Defense Secretary Leon Panetta addresses Asian leaders at a plenary session of the Shangri-La Dialogue, 11th Asia Security Summit, on June 2, 2012, in Singapore. (Jennifer Hlad/Stars and Stripes)

CAM RANH BAY, Vietnam – Just days after commemorating the start of the Vietnam War at the Vietnam Memorial in Washington, D.C., Defense Secretary Leon Panetta made history Sunday by boarding a U.S. ship in this deep-water bay – becoming the most senior U.S. defense official to visit the area since the end of the Vietnam war.

“This ship is America,” Panetta told sailors aboard the USNS Richard E. Byrd, a supply ship docked near the former U.S. naval base. “I think it’s an important symbol of how the relationship between the U.S. and Vietnam has improved.”

This year marks 17 years since the normalization of relations between the U.S. and Vietnam, and Panetta said he is “very confident” that the two countries can improve their partnership.
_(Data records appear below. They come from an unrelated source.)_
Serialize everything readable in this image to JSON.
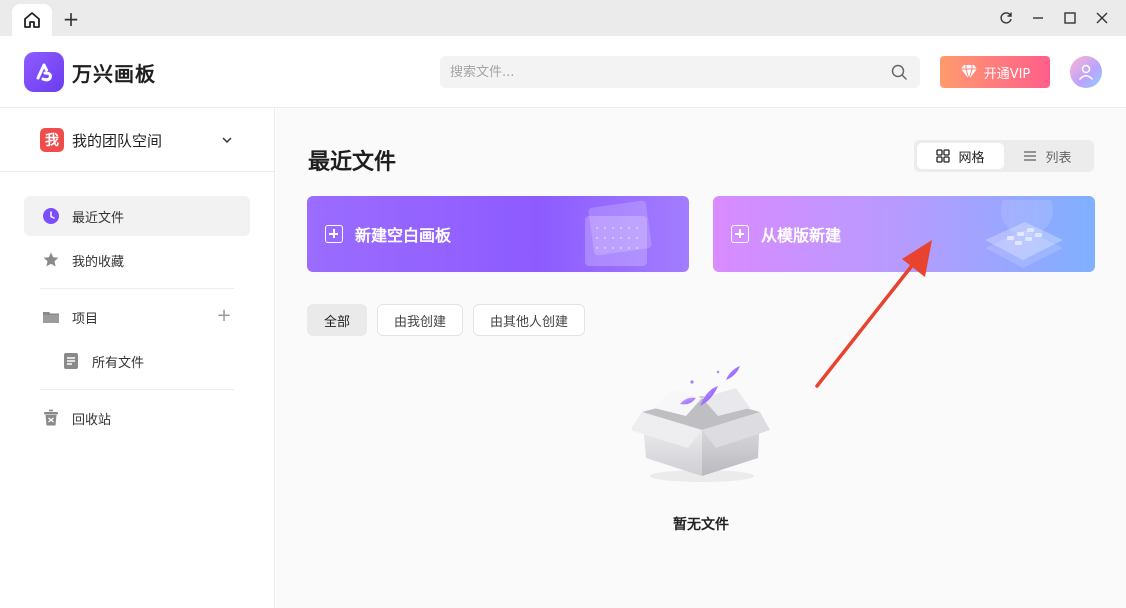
{
  "titlebar": {
    "tab_add_label": "+"
  },
  "header": {
    "app_name": "万兴画板",
    "search_placeholder": "搜索文件...",
    "vip_label": "开通VIP"
  },
  "sidebar": {
    "team": {
      "badge": "我",
      "name": "我的团队空间"
    },
    "items": [
      {
        "label": "最近文件",
        "icon": "clock-icon",
        "active": true
      },
      {
        "label": "我的收藏",
        "icon": "star-icon"
      },
      {
        "label": "项目",
        "icon": "folder-icon"
      },
      {
        "label": "所有文件",
        "icon": "file-icon"
      },
      {
        "label": "回收站",
        "icon": "trash-icon"
      }
    ]
  },
  "main": {
    "title": "最近文件",
    "view_toggle": {
      "grid": "网格",
      "list": "列表",
      "selected": "grid"
    },
    "cards": {
      "blank": "新建空白画板",
      "template": "从模版新建"
    },
    "filters": [
      "全部",
      "由我创建",
      "由其他人创建"
    ],
    "empty_text": "暂无文件"
  },
  "colors": {
    "accent": "#7b4dff",
    "vip_gradient_start": "#ff9b6e",
    "vip_gradient_end": "#ff5e8a",
    "annotation_arrow": "#e8432e"
  }
}
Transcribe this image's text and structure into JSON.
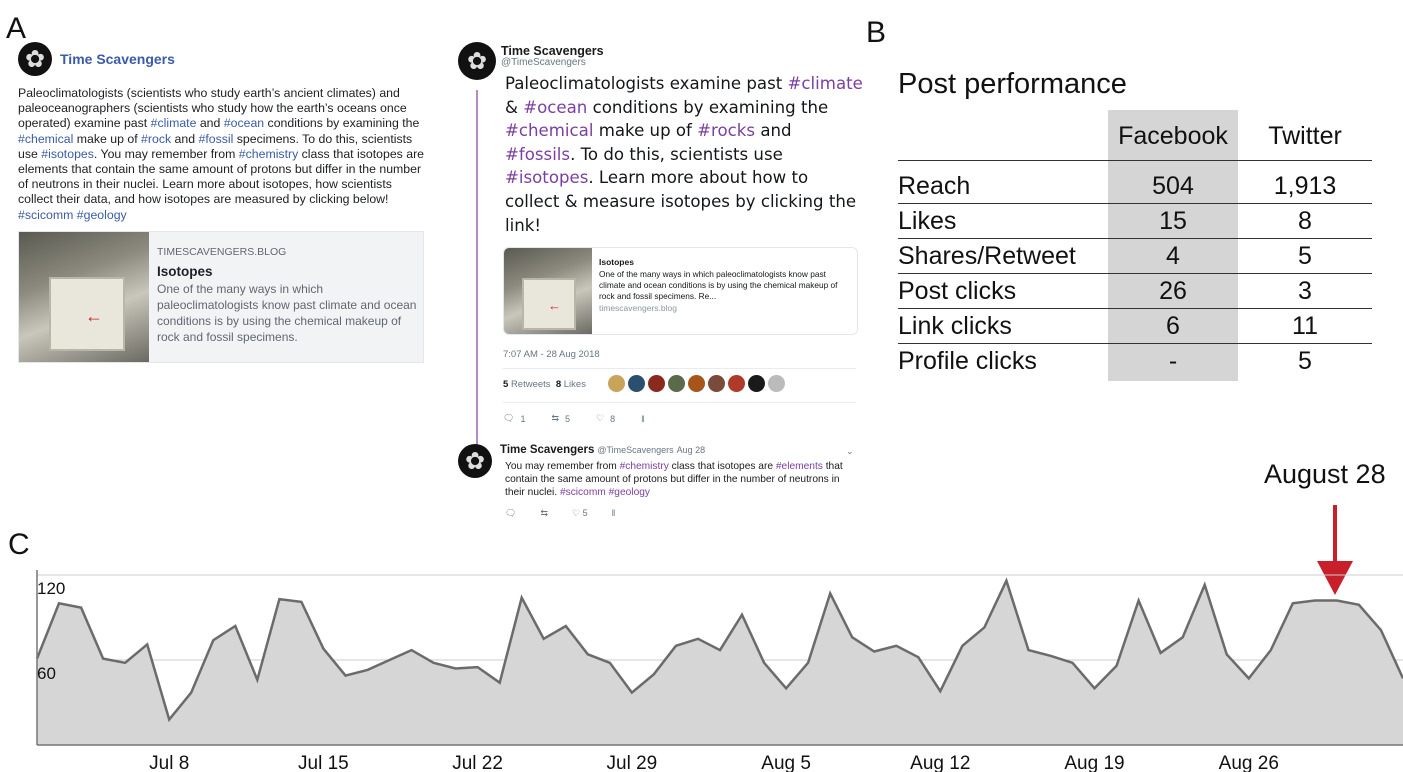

“We have a complicated relationship, but we’re not bound by that history,” Panetta said, explaining that the United States hopes to develop and strengthen relations with Vietnam for the benefit of both countries.

“In particular, we want to work with Vietnam on critical maritime issues, including a code of conduct focusing on the South China Sea, and also working to improve navigation in our oceans,” Panetta said, hinting at a dispute between China and the Philippines in the South China Sea over the Scarborough Shoal. “It is very important that we be able to protect key maritime rights for all nations in the South China Sea and elsewhere.”

Panetta has previously stressed that the U.S. does not take sides in territorial disputes like the one over the Scarborough Shoal.

Panetta is visiting several Asian countries to discuss the U.S. strategic pivot of forces and focus to the Asia-Pacific region. He spoke to troops in Hawaii on Thursday, then traveled to Singapore for the Shangri-La security dialogue. He will meet with Vietnamese defense officials in Hanoi on Monday.

No U.S. warships have entered Cam Ranh Bay since the end of the Vietnam war 37 years ago, though a handful of other U.S. Navy vessels have visited in the past few years, according to a defense official. The bay was previously considered the “jewel” of deep-water ports in Southeast Asia and the U.S. hopes to see it develop into an international logistics hub, the defense official said.

“Access of U.S. naval ships into this facility is a key component of this relationship, and we see tremendous potential here for the future,” Panetta told sailors and reporters aboard the Byrd.

“A tremendous amount of blood was spilled here, on all sides,” he said. “Questions have been raised about why this war was fought, but if, out of all that sacrifice, we can look beyond wounds of the past, we can begin to build for the future.”